Plaintiff was “calm, peaceful, and cooperative” when escorted from the club. Id. ¶¶ 32, 41. Plaintiff alleges that Miller failed to conduct a thorough and complete investigation of the shooting, because he did not interview several witnesses, including the 911 caller. Id. ¶¶ 36–37, 39. Plaintiff also suggests that Miller obtained—but disregarded—surveillance video from the inside and the outside of the club that would have corroborated Plaintiff’s version of events. See id. ¶¶ 40–43. Plaintiff also complains that Officer Vincent Corrando, Miller’s supervisor, “approved all [of the] reports written” in the investigation and “should have notice[d] or known of all the inconsistencies and contradictory statements” in Miller’s reports. Id. ¶ 95. And, Plaintiff alleges that Officer John Passementi “authorized DNA tests,” which revealed that the DNA evidence recovered at the scene “did not match Plaintiff.” Id. ¶ 96. On January 9, 2016, Miller obtained a search warrant for Plaintiff’s car, based on what Plaintiff contends were “false, misleading and/or embellished information” in the underlying affidavits. Id. ¶ 46. The next day, Jackson picked Plaintiff’s mugshot out of a photo lineup. Id.

¶ 92. Plaintiff appears to argue that this lineup was unduly suggestive, because his “mugshot had a lighter background than the other photographs.” Id. ¶ 92. The same day, Miller obtained a warrant for Plaintiff’s arrest for attempted murder, assault, and weapons possession, and in February obtained additional search warrants for Plaintiff’s cell phone and laptop, allegedly based, again, on false and misleading statements provided by Miller and Jackson.
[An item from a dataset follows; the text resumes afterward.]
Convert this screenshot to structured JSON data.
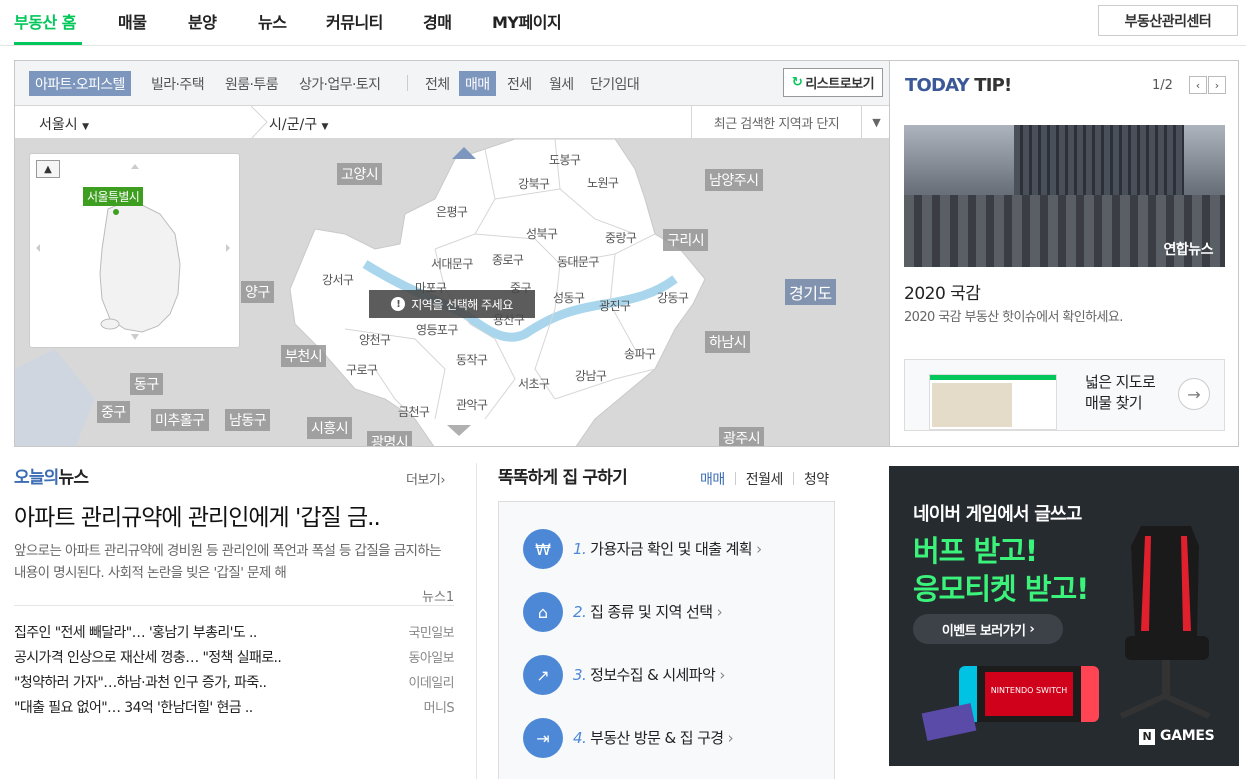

Id. ¶¶ 45, 47. According to Plaintiff, no “physical evidence [] tie[d] him to any part of the shooting,” id. ¶ 81, and the police did not recover a gun or find gunshot residue in Plaintiff’s car, id. ¶ 91. On January 22, 2016, a grand jury indicted Plaintiff for second-degree attempted murder, first-degree assault, and two counts of criminal possession of a weapon. See id. ¶¶ 45, 51. On

January 27, 2016, Plaintiff was arrested. Id. ¶ 51. He was incarcerated until February 18, 2016, when he was released on bail. Id. ¶ 52. In November 2016, Plaintiff was taken back into custody on suspicion of witness tampering, after Jackson allegedly made a “false[]” report to the DA’s Office that Plaintiff had tried to contact him. Id. ¶¶ 53, 103. Plaintiff remained in jail until his trial, which began in June 2017. Id. ¶¶ 54, 64; see also Trial Tr. at 1, ECF No. 22-3. 2

2 The relevant state court trial transcripts were submitted by the DA Defendants in their motion to dismiss. See Trial Tr.; Dismissal Tr., ECF No. 22-4. The Court may take judicial notice of these transcripts as a matter of public record.